Credits Blessed Mother

By Michael H. Brown

A Muslim woman who was part of the king's inner circle in Morocco, but who was later jailed (after an attempted coup), has detailed the incredible account of twenty years behind bars in the most hideous conditions imaginable -- a detainment that ended, she says, by an intervention of the Blessed Mother.

It was in 1972 that Malika Oufkir, daughter of Moroccan General Muhammad Oufkir, was imprisoned with her mother and siblings after their father attempted to depose the reigning and, as it turns out, brutal monarch, King Hassan II. She and her family would not see freedom until 1991. 

It is only with horror that one can read her memoirs, Stolen Lives, (available at Shop. BarnesandNobel), which details an existence that for two decades traveled beyond the darkest nightmares. 

During her time in prison, the aristocratic Malika, who was raised in the king's own palace, was to encounter an array of experiences terrible even by the standards of the gulag: isolation, freezing cold, and rotten food often contaminated by the feces and urine of rodents, when there was food at all.  At night, Malika and her sisters lay terrified as swarms of flea-infested rats crawled over them. 

Most of this occurred at an ancient desert "death camp" called Bir-Jdid in the southern part of this north African country. Officials wanted them to die for what General Oufkir (who was promptly executed) had done -- and for twenty years the torment proceeded with unremitting cruelty, stealing their health, their looks, and their youth. Malika was but a girl of 18 at the start of the ordeal, and one brother was three. 

But there were subtle signs of heaven's presence along the way. At the outset, before they were totally isolated, a local "prophet" had predicted that they would be detained a very long time, but that after a horrible ordeal they would be saved by something "miraculous." 

After 15 years of isolation -- mostly in the intensely guarded prison of Bir-Jdid -- the miracle came in the form of an extraordinary escape. 

The Oufkirs were able to tunnel out of the prison using only a spoon, the handle of a knife, and the top of a sardine tin -- then flee to a major city despite hot pursuit. 
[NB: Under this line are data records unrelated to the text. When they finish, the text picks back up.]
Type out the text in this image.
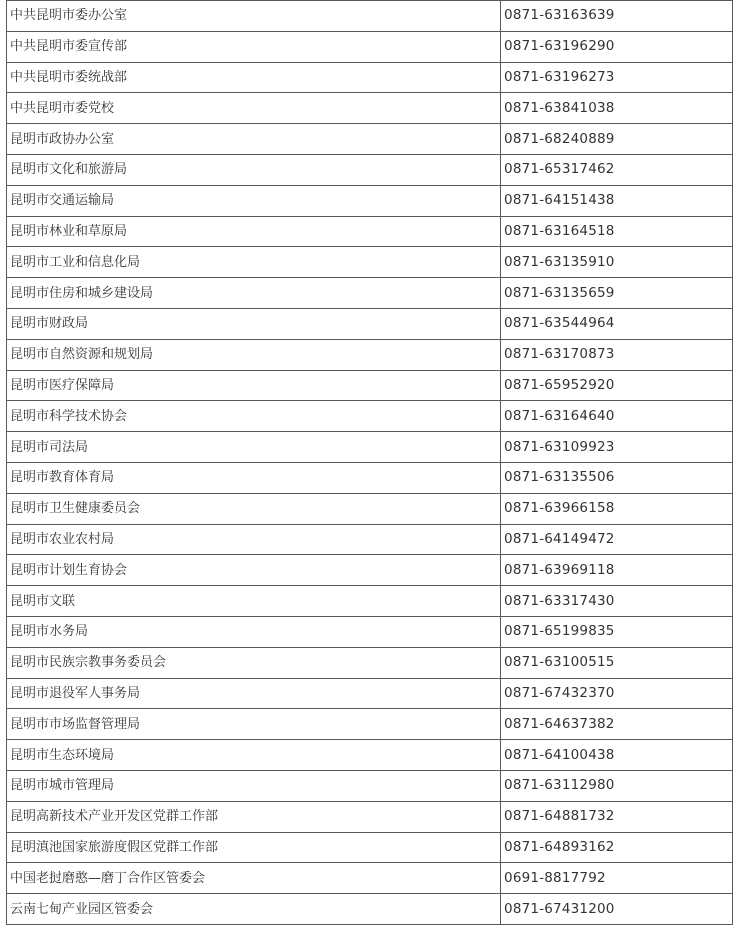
中共昆明市委办公室	0871-63163639
中共昆明市委宣传部	0871-63196290
中共昆明市委统战部	0871-63196273
中共昆明市委党校	0871-63841038
昆明市政协办公室	0871-68240889
昆明市文化和旅游局	0871-65317462
昆明市交通运输局	0871-64151438
昆明市林业和草原局	0871-63164518
昆明市工业和信息化局	0871-63135910
昆明市住房和城乡建设局	0871-63135659
昆明市财政局	0871-63544964
昆明市自然资源和规划局	0871-63170873
昆明市医疗保障局	0871-65952920
昆明市科学技术协会	0871-63164640
昆明市司法局	0871-63109923
昆明市教育体育局	0871-63135506
昆明市卫生健康委员会	0871-63966158
昆明市农业农村局	0871-64149472
昆明市计划生育协会	0871-63969118
昆明市文联	0871-63317430
昆明市水务局	0871-65199835
昆明市民族宗教事务委员会	0871-63100515
昆明市退役军人事务局	0871-67432370
昆明市市场监督管理局	0871-64637382
昆明市生态环境局	0871-64100438
昆明市城市管理局	0871-63112980
昆明高新技术产业开发区党群工作部	0871-64881732
昆明滇池国家旅游度假区党群工作部	0871-64893162
中国老挝磨憨—磨丁合作区管委会	0691-8817792
云南七甸产业园区管委会	0871-67431200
It is here that the Blessed Mother -- known to Christians and Muslims alike, indeed famous for her appearance at Fatima, an Arabic name that means to "abstain" and some say "destiny" -- comes in. While the Oufkirs were building the tunnel and concealing it every night, writes Malika, who was raised Muslim, "the guards carried out a painstaking inspection, even in the little room where the tunnel was. They beamed their torches into corners, they looked everywhere, under the beds, on the ceiling, in the cavities. They tapped the floor with their feet listening for a different sound, the faintest echo."

But incredibly, they never came upon the tunnel. The Oufkirs attributed such intervention to the Virgin, for whom they developed a surprising, nearly inexplicable devotion.

It was to save their lives.

"No guard ever set foot on our stone slabs. They walked round them, stopped just in front of them, and that was all. We were convinced the Virgin was protecting us: the first time we opened up the hole, the irregularity of the ground formed the shape of the cross, the length of the stone slabs. We made another cross out of cardboard, which we placed on top of the last layer of stone before sealing it up. We called the passage 'Mary's tunnel.'

"We believed this so fervently that we prayed on our knees when we opened it up every evening and when we closed it every morning," continued Malika. "We had rejected Islam, which had brought us nothing good, and opted for Catholicism instead. Mother, who had spent her childhood in a convent, knew all the prayers by heart and at our insistence taught them to us, although with reluctance [for she remained Muslim]."

But the children gravitated toward Christianity and so "Marian" became these Muslims that one of the sisters, Mouna-Inan, changed her name to Maria. And during the 1987 escape, heaven intervened outside the prison gates as a pack of vicious, wild dogs threatened. "Their leader came forward baring his fangs, growled and looked poised to attack," recounted Malika in the book. "We froze, like statues, and held our breath, waiting for a miracle. Which, improbable as it seemed, was what occurred. The dog gave an unfathomable whine and slunk away, followed by the rest of the pack."

When they were recaptured, news of it spread around the world, and pressure on King Hassan II prevented their being tossed back into such abominable conditions. Instead, for the next five years, they were detained comfortably under house arrest. The escape was widely described as a "miracle." No one thought a human could get out of Bir-Jdid.

But they did. They did at the behest of Mary. It is documented in an otherwise secular book. A riveting book. An eye-opener. 

At the police station, realizing they would be okay, and that a brother they worried about was alive, Malika almost fainted. 

"Someone went to fetch me an orange juice," she said. "They opened the window and told me to breathe deeply. The police station overlooked a church. I looked out distractedly. That was when I saw her. Mary. The virgin.  

"Nestling in an alcove, she was holding the infant Jesus in her arms and gazing at me with a benevolent expression."